O balanço da proteção animal em Vilhena divulgado pela Prefeitura e pela Secretaria Municipal de Meio Ambiente, a Semma, reúne mais de 400 resgates e mais de 1,3 mil atendimentos veterinários em 2026. A publicação oficial também informa que cerca de 500 cães e gatos permanecem acolhidos no abrigo municipal.
Os números descrevem etapas diferentes e não devem ser somados como um único total. Atendimento, resgate, castração, acolhimento e adoção têm registros próprios. A mesma fonte informa mais de 250 adoções no ano e aproximadamente 470 animais do abrigo já castrados.
Abrigo mantém cerca de 500 cães e gatos
Segundo a publicação oficial de 12 de agosto, o abrigo mantém aproximadamente 500 animais. Desse grupo, cerca de 470 já passaram por castração. Os demais, conforme a Prefeitura, aguardam a idade adequada para o procedimento.
O dado ajuda a dimensionar a rotina da proteção animal em Vilhena, mas não indica que todos tenham chegado em 2026 nem que os mais de 400 resgates correspondam aos animais hoje acolhidos.
Atendimentos veterinários: mais de 1.300 em 2026.
Resgates: mais de 400 no ano.
Acolhidos atualmente: cerca de 500 cães e gatos.
Adoções: mais de 250, segundo a Prefeitura.
A Semma informa ainda média de 250 consultas e procedimentos por mês. Esse indicador representa volume de serviços, não quantidade de animais distintos. Um mesmo cão ou gato pode ter consulta, procedimento e retorno.
Há diferença metodológica entre publicações oficiais. Em julho, o município mencionou cerca de 900 “animais atendidos” e média de 120 atendimentos mensais. Em agosto, informou “atendimentos veterinários” e média de 250 consultas e procedimentos. Sem metodologia explicada, não cabe calcular crescimento percentual.
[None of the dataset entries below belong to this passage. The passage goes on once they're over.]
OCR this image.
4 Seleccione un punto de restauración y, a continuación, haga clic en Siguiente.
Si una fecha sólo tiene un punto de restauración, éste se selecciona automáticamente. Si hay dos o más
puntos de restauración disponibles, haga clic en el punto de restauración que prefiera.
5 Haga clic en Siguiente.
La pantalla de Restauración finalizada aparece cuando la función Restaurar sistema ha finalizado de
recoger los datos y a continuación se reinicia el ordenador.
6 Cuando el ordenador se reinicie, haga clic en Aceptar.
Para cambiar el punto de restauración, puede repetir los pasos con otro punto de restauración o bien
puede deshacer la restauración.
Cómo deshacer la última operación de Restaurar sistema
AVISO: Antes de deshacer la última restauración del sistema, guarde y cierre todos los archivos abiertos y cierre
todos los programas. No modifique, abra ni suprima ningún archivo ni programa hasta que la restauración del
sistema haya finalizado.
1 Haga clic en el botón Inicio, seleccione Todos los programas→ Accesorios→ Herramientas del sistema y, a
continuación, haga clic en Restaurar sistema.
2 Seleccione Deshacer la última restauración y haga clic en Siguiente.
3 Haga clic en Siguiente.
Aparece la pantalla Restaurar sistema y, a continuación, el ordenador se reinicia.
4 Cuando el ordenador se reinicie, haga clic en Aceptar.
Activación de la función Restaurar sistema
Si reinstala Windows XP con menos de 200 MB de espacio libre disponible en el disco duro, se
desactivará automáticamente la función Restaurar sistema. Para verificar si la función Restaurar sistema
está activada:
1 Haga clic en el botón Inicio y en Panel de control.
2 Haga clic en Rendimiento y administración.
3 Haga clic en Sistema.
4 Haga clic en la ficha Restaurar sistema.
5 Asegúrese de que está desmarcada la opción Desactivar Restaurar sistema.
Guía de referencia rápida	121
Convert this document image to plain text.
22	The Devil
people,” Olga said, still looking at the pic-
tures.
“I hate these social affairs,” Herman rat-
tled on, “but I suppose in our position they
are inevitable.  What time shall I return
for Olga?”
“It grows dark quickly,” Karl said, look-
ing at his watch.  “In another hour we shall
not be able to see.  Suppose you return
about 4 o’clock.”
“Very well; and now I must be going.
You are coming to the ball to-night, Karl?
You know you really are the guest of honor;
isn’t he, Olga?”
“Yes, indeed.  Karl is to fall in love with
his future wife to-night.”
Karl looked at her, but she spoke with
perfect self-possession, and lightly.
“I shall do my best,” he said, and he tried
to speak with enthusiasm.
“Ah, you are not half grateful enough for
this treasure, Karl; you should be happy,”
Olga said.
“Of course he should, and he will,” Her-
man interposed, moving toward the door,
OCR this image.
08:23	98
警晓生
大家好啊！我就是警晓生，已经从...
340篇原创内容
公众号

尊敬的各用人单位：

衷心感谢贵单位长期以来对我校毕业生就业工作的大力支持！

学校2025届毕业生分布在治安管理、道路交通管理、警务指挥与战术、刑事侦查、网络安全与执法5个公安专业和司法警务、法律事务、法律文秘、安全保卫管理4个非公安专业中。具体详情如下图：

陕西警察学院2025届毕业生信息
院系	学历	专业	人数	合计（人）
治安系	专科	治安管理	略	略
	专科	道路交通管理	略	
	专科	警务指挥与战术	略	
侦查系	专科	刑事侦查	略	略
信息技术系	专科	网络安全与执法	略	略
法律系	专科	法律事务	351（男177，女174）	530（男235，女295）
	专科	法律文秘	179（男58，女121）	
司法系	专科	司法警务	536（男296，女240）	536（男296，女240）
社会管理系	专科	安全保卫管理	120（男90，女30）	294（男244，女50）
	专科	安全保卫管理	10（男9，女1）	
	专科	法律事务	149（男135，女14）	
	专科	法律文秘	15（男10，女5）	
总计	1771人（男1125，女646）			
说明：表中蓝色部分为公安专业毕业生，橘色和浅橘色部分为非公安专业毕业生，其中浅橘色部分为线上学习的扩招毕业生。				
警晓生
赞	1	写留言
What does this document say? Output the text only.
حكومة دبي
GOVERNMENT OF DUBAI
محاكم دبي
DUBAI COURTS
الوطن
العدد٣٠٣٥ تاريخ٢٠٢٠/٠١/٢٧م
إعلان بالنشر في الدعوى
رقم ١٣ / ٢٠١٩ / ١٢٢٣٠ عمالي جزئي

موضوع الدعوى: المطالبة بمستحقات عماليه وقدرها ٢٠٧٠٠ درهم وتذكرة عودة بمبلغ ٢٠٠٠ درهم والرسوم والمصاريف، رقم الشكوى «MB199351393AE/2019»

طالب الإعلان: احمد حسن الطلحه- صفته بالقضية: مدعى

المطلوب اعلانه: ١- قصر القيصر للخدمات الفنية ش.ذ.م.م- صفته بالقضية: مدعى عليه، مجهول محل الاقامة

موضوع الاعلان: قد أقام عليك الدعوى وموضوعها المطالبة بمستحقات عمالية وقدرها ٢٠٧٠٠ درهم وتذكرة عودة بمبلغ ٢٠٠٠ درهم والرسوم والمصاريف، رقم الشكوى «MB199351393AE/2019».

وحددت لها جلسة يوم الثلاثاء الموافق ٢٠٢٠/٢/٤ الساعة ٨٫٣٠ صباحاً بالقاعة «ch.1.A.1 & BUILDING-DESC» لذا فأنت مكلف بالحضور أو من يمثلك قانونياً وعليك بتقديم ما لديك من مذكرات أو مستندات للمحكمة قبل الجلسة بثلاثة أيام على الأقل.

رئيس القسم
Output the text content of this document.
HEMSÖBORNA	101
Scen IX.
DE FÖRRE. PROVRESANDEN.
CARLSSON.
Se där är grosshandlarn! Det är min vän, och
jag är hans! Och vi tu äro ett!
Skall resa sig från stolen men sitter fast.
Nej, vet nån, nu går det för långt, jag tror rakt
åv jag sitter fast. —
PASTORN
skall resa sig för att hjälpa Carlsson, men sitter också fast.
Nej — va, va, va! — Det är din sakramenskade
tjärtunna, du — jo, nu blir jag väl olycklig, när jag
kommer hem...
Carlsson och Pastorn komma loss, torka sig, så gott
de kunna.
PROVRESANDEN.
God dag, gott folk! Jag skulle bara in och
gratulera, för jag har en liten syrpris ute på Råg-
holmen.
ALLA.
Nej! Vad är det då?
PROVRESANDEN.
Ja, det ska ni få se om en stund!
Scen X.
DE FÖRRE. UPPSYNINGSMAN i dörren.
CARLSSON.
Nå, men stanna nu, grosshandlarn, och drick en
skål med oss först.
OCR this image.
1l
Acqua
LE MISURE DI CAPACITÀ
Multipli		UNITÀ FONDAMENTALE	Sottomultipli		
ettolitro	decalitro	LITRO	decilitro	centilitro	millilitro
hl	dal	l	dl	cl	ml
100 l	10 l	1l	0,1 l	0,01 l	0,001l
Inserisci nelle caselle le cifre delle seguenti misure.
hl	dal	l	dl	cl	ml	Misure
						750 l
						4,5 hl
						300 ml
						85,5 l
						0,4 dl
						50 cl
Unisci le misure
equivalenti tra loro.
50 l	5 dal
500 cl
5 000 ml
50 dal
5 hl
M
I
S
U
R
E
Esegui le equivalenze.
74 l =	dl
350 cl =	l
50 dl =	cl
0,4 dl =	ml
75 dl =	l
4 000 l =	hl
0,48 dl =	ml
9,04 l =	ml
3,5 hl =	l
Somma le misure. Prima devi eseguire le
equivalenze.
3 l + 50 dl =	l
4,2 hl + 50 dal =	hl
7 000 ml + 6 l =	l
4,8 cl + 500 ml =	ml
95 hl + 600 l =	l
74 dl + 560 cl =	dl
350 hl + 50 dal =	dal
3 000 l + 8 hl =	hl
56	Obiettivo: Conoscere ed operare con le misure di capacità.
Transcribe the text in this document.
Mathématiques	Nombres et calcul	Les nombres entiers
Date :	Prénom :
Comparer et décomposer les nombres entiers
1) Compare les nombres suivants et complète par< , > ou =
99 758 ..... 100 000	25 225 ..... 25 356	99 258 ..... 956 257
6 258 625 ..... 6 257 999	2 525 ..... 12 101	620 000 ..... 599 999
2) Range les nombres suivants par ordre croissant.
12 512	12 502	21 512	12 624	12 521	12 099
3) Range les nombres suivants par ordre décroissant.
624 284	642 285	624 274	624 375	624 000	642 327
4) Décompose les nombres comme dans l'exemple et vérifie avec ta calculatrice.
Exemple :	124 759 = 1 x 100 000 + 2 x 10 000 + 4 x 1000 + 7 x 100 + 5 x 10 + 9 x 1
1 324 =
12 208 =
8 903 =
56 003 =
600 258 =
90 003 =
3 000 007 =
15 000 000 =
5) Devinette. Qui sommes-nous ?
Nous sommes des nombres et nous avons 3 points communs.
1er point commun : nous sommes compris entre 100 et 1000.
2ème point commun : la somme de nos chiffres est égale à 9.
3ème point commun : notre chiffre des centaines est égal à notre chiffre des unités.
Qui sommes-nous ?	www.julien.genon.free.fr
Proteção animal em Vilhena: atendimento não é resgate
Um atendimento pode incluir consulta, retorno ou procedimento veterinário.
Resgate registra a retirada ou assistência a um animal em situação que exige intervenção.
Castração é outro procedimento e possui contagem própria.
Adoção registra o encaminhamento responsável para um novo lar.
Essa separação evita transformar o balanço da proteção animal em Vilhena em um total artificial. Também não há base para afirmar que todos os mais de 400 animais resgatados foram vítimas de maus-tratos. A fonte inclui situações de vulnerabilidade que necessitaram de intervenção.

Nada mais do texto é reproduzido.